There is a small town some sixty miles southwest of Paris, Chartres, barely forty thousand inhabitants; around the Mediterranean there are thousands of similar villages. But Chartres... is something else. It is a town of which tons have been written about the mysteries of its cathedral


The first mystery of the Chartres Cathedral is the cathedral. The town's name comes from Civitas Carnutum, city of Carnutes, “Carnutes” being a Celtic people in the heart of the Gaul’s portion independent of Rome, something like the Asterix comics. That gives this place a long tradition of pagan Druids, with its colorful legends of astronomy, medicine and human sacrifices and, of course, one of the most important temples left in this place.

Then a Christian temple was built upon the Celtic sanctuary. According to legend, Charlemagne gave the town a robe of the Virgin Mary and, when the temple caught fire, after three days emerged from the wreckage several monks carrying the Holy Shirt intact. It was a miracle and to accommodate it, the church was rebuilt in the new Gothic style: a magnificent cathedral begun in 1195.

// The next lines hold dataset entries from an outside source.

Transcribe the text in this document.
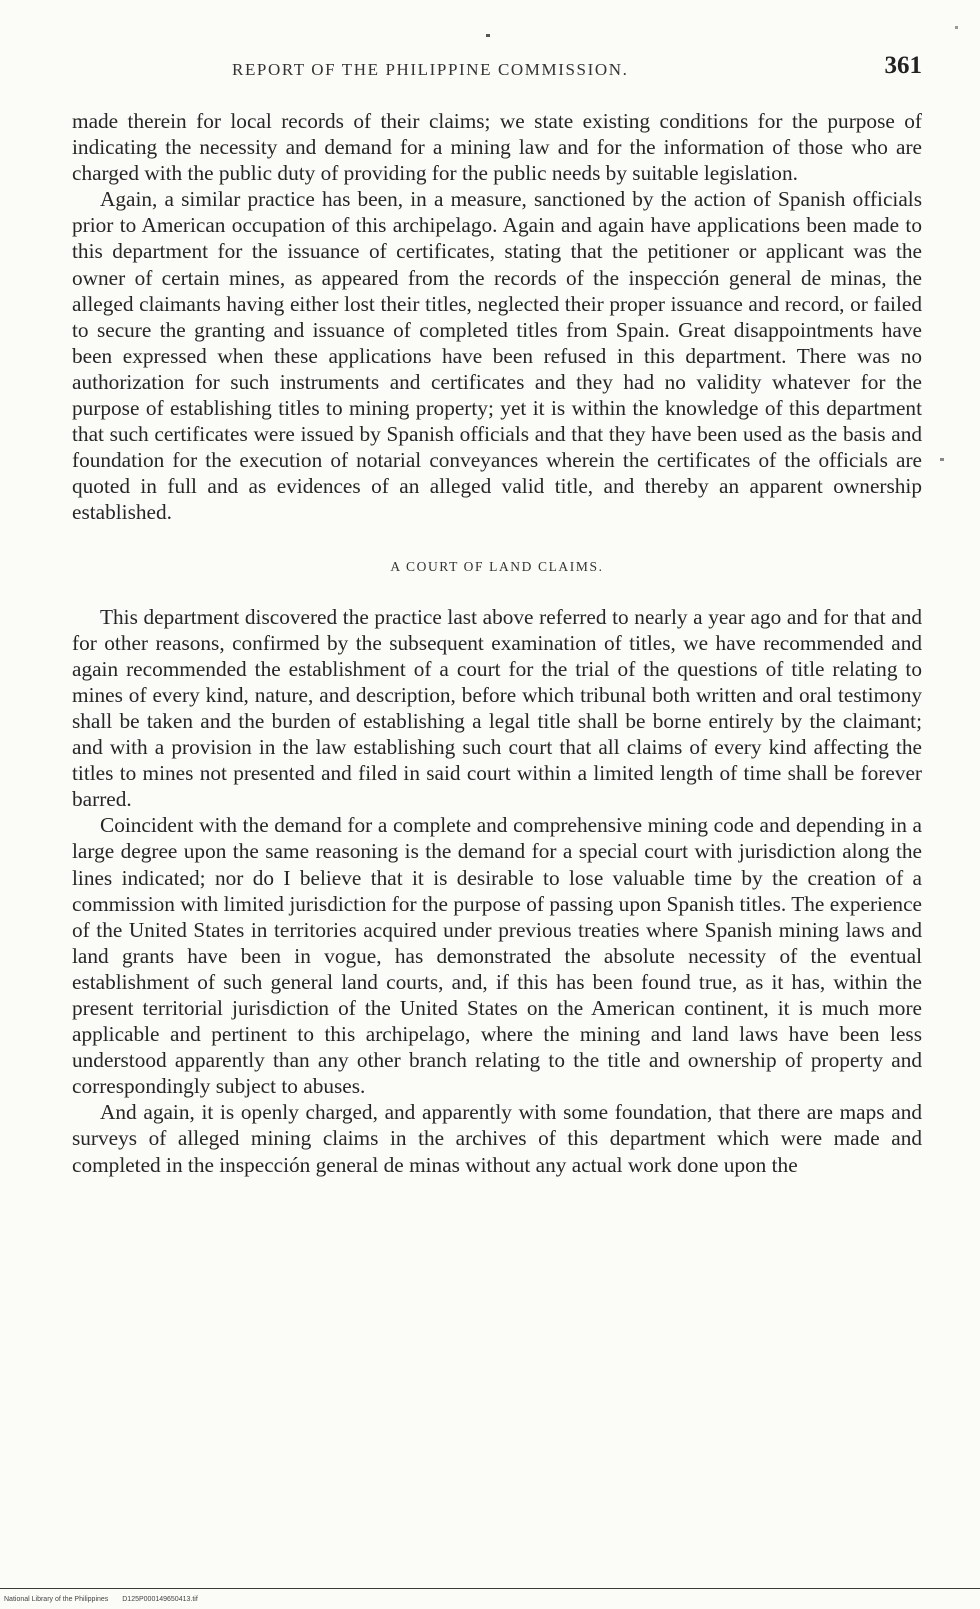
REPORT OF THE PHILIPPINE COMMISSION.	361

made therein for local records of their claims; we state existing conditions for the purpose of indicating the necessity and demand for a mining law and for the information of those who are charged with the public duty of providing for the public needs by suitable legislation.

Again, a similar practice has been, in a measure, sanctioned by the action of Spanish officials prior to American occupation of this archipelago. Again and again have applications been made to this department for the issuance of certificates, stating that the petitioner or applicant was the owner of certain mines, as appeared from the records of the inspección general de minas, the alleged claimants having either lost their titles, neglected their proper issuance and record, or failed to secure the granting and issuance of completed titles from Spain. Great disappointments have been expressed when these applications have been refused in this department. There was no authorization for such instruments and certificates and they had no validity whatever for the purpose of establishing titles to mining property; yet it is within the knowledge of this department that such certificates were issued by Spanish officials and that they have been used as the basis and foundation for the execution of notarial conveyances wherein the certificates of the officials are quoted in full and as evidences of an alleged valid title, and thereby an apparent ownership established.

A COURT OF LAND CLAIMS.

This department discovered the practice last above referred to nearly a year ago and for that and for other reasons, confirmed by the subsequent examination of titles, we have recommended and again recommended the establishment of a court for the trial of the questions of title relating to mines of every kind, nature, and description, before which tribunal both written and oral testimony shall be taken and the burden of establishing a legal title shall be borne entirely by the claimant; and with a provision in the law establishing such court that all claims of every kind affecting the titles to mines not presented and filed in said court within a limited length of time shall be forever barred.

Coincident with the demand for a complete and comprehensive mining code and depending in a large degree upon the same reasoning is the demand for a special court with jurisdiction along the lines indicated; nor do I believe that it is desirable to lose valuable time by the creation of a commission with limited jurisdiction for the purpose of passing upon Spanish titles. The experience of the United States in territories acquired under previous treaties where Spanish mining laws and land grants have been in vogue, has demonstrated the absolute necessity of the eventual establishment of such general land courts, and, if this has been found true, as it has, within the present territorial jurisdiction of the United States on the American continent, it is much more applicable and pertinent to this archipelago, where the mining and land laws have been less understood apparently than any other branch relating to the title and ownership of property and correspondingly subject to abuses.

And again, it is openly charged, and apparently with some foundation, that there are maps and surveys of alleged mining claims in the archives of this department which were made and completed in the inspección general de minas without any actual work done upon the

National Library of the Philippines D125P000149650413.tif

And so the questions begin. Chartres Cathedral is a titan: it has the world's most voluminous vault, a maximum height of 377,3 ft. and the cruiser has 364 ft. (compared to 426,5 ft. of Notre Dame de Paris). It could accommodate 40,000 people snugly, the current population of Chartres, more capacity that many rock concerts. The cathedral is visible six miles away, it was the first example of Gothic, and for some experts neither Notre Dame nor Cologne is the best example of this style, but Chartres.

The measurements of the cathedral are full of symbolism, to give a few: the 110.7 meters of the cruiser are related to the 1107 kilometers traveled by a point on the earth's crust over a year around the sun. The mean measure used in the cathedral was the "elbow of chartres" which is the one hundred thousandth part of the parallel where the church stands. And in the most famous phenomenon, on 21 June, the day of the summer solstice, Celtic sacred date, enter a stained glass window a ray of sunshine that illuminates a slab different from the others.

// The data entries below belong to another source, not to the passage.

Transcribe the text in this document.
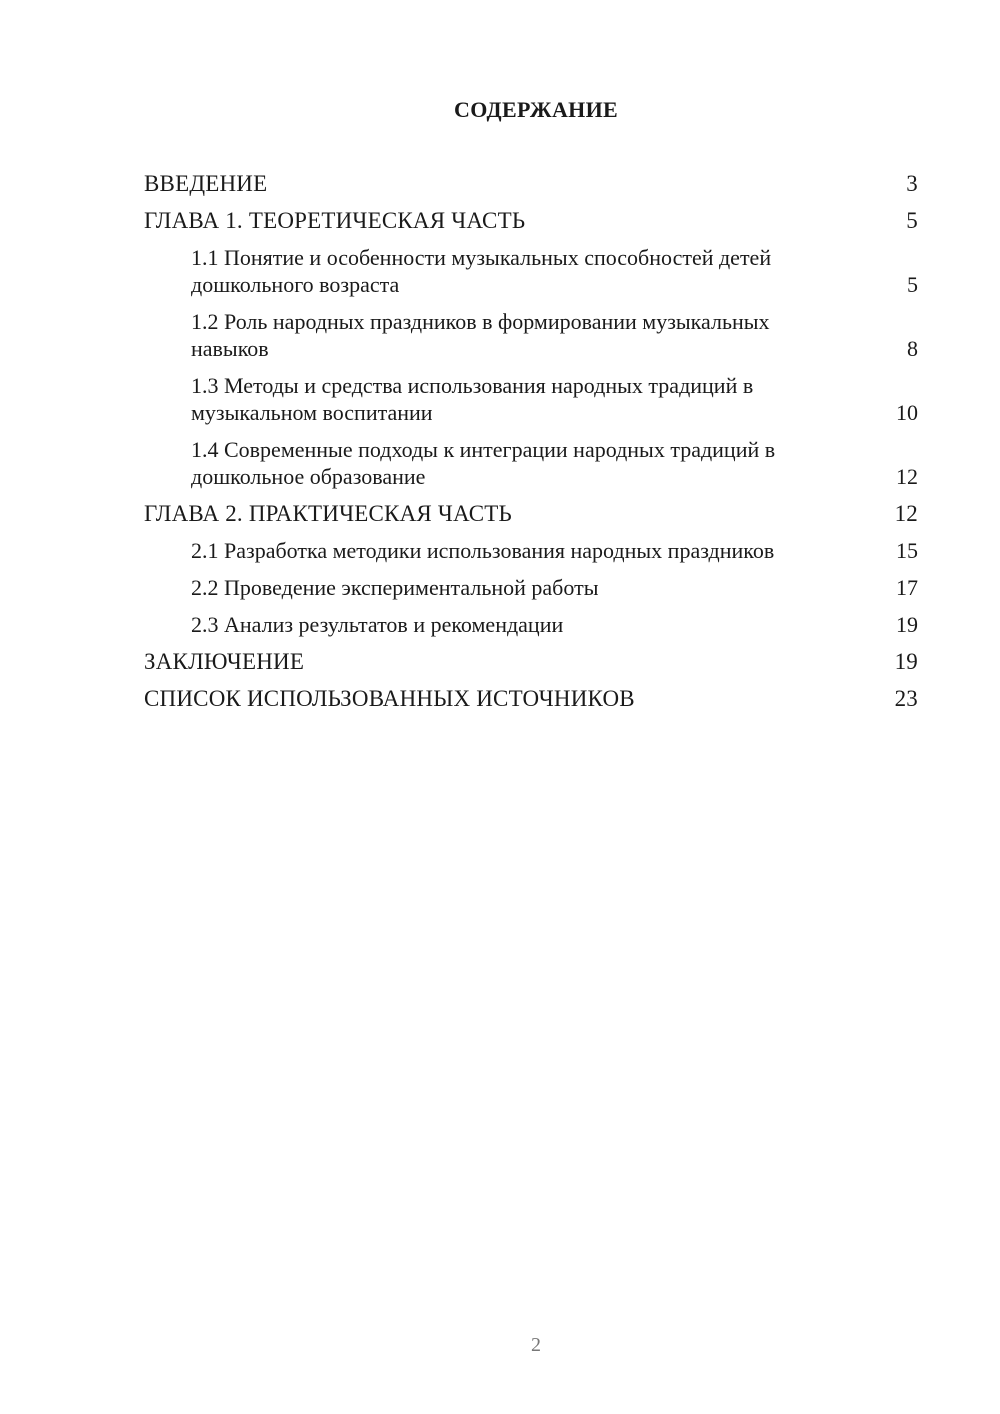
СОДЕРЖАНИЕ
ВВЕДЕНИЕ	3
ГЛАВА 1. ТЕОРЕТИЧЕСКАЯ ЧАСТЬ	5
1.1 Понятие и особенности музыкальных способностей детей дошкольного возраста	5
1.2 Роль народных праздников в формировании музыкальных навыков	8
1.3 Методы и средства использования народных традиций в музыкальном воспитании	10
1.4 Современные подходы к интеграции народных традиций в дошкольное образование	12
ГЛАВА 2. ПРАКТИЧЕСКАЯ ЧАСТЬ	12
2.1 Разработка методики использования народных праздников	15
2.2 Проведение экспериментальной работы	17
2.3 Анализ результатов и рекомендации	19
ЗАКЛЮЧЕНИЕ	19
СПИСОК ИСПОЛЬЗОВАННЫХ ИСТОЧНИКОВ	23
2
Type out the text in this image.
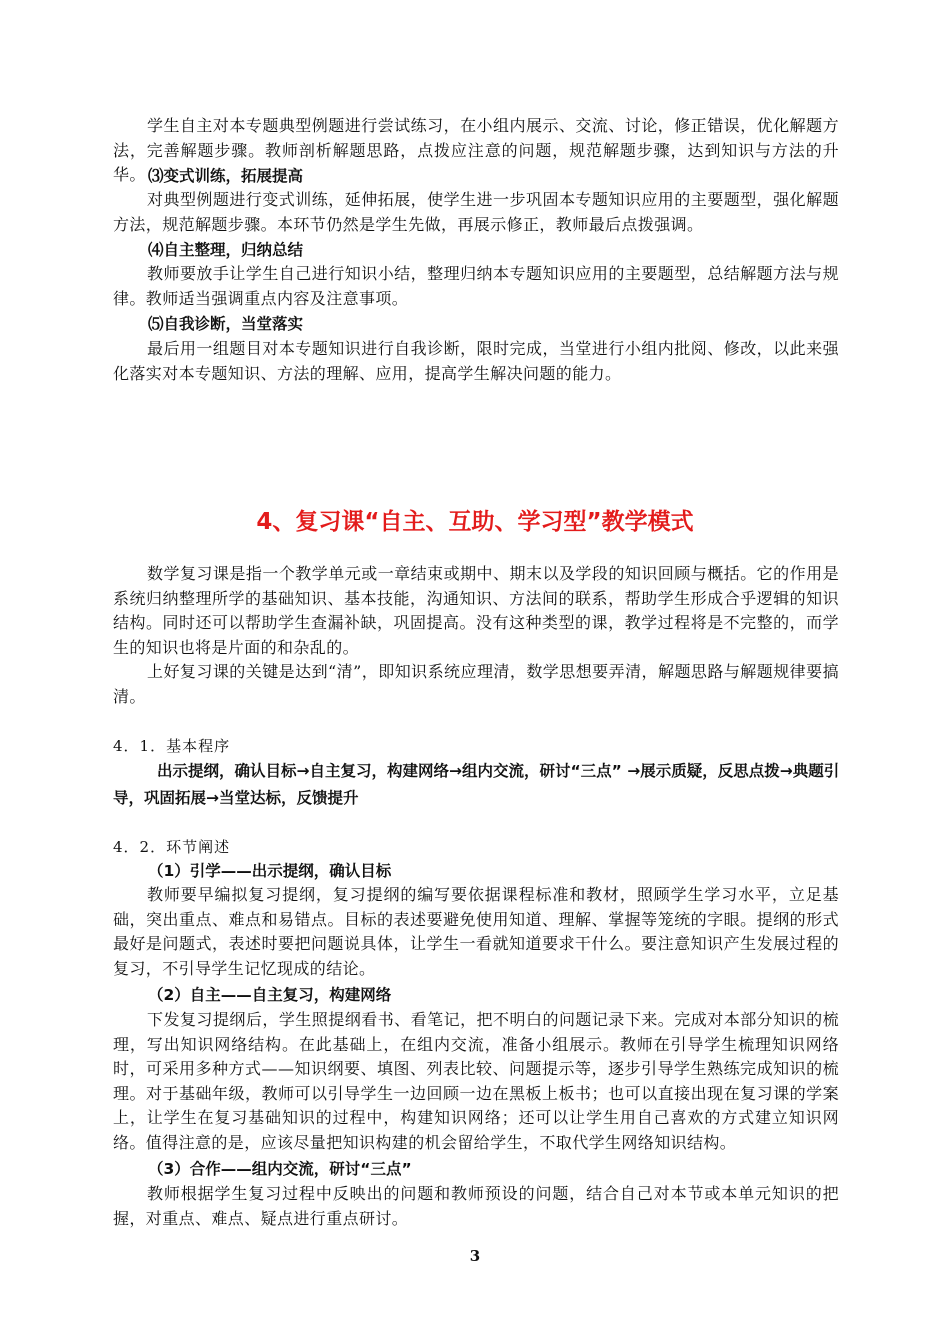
学生自主对本专题典型例题进行尝试练习，在小组内展示、交流、讨论，修正错误，优化解题方法，完善解题步骤。教师剖析解题思路，点拨应注意的问题，规范解题步骤，达到知识与方法的升华。 ⑶变式训练，拓展提高

对典型例题进行变式训练，延伸拓展，使学生进一步巩固本专题知识应用的主要题型，强化解题方法，规范解题步骤。本环节仍然是学生先做，再展示修正，教师最后点拨强调。

⑷自主整理，归纳总结

教师要放手让学生自己进行知识小结，整理归纳本专题知识应用的主要题型，总结解题方法与规律。教师适当强调重点内容及注意事项。

⑸自我诊断，当堂落实

最后用一组题目对本专题知识进行自我诊断，限时完成，当堂进行小组内批阅、修改，以此来强化落实对本专题知识、方法的理解、应用，提高学生解决问题的能力。

4、复习课“自主、互助、学习型”教学模式

数学复习课是指一个教学单元或一章结束或期中、期末以及学段的知识回顾与概括。它的作用是系统归纳整理所学的基础知识、基本技能，沟通知识、方法间的联系，帮助学生形成合乎逻辑的知识结构。同时还可以帮助学生查漏补缺，巩固提高。没有这种类型的课，教学过程将是不完整的，而学生的知识也将是片面的和杂乱的。

上好复习课的关键是达到“清”，即知识系统应理清，数学思想要弄清，解题思路与解题规律要搞清。

4．1．基本程序

出示提纲，确认目标→自主复习，构建网络→组内交流，研讨“三点” →展示质疑，反思点拨→典题引导，巩固拓展→当堂达标，反馈提升

4．2．环节阐述

（1）引学——出示提纲，确认目标

教师要早编拟复习提纲，复习提纲的编写要依据课程标准和教材，照顾学生学习水平，立足基础，突出重点、难点和易错点。目标的表述要避免使用知道、理解、掌握等笼统的字眼。提纲的形式最好是问题式，表述时要把问题说具体，让学生一看就知道要求干什么。要注意知识产生发展过程的复习，不引导学生记忆现成的结论。

（2）自主——自主复习，构建网络

下发复习提纲后，学生照提纲看书、看笔记，把不明白的问题记录下来。完成对本部分知识的梳理，写出知识网络结构。在此基础上，在组内交流，准备小组展示。教师在引导学生梳理知识网络时，可采用多种方式——知识纲要、填图、列表比较、问题提示等，逐步引导学生熟练完成知识的梳理。对于基础年级，教师可以引导学生一边回顾一边在黑板上板书；也可以直接出现在复习课的学案上，让学生在复习基础知识的过程中，构建知识网络；还可以让学生用自己喜欢的方式建立知识网络。值得注意的是，应该尽量把知识构建的机会留给学生，不取代学生网络知识结构。

（3）合作——组内交流，研讨“三点”

教师根据学生复习过程中反映出的问题和教师预设的问题，结合自己对本节或本单元知识的把握，对重点、难点、疑点进行重点研讨。

3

The truth is that ever since when Louis Charpentier in 1965 popularized the issue of the slab beam in a fun but not very rigorous book about Gothic art many questions have arised and the most curious one is: why nobody had thought of that before?

To build a building like that today would take a respectable amount of time. Now imagine building it in the thirteenth century in twenty-six years, with so much mathematics in its design. We are talking about an army of carpenters, masons, wheelwrights, sculptors, painters, glassmakers and put in the mix food, accommodation, families etc. All other cathedrals were built over literally centuries; Chartres never lacked money or labor. All this in a town that had absolutely nothing and a population of barely five thousand souls; even putting all the people in the cathedral it still looked empty. Why such an effort in this place, while Paris had to stop his church for lack of money, having comparable relics and much more political importance? Why bring to this remote place the best minds from far away lands to raise such a monument, where no taxes nor nobility would pay for it?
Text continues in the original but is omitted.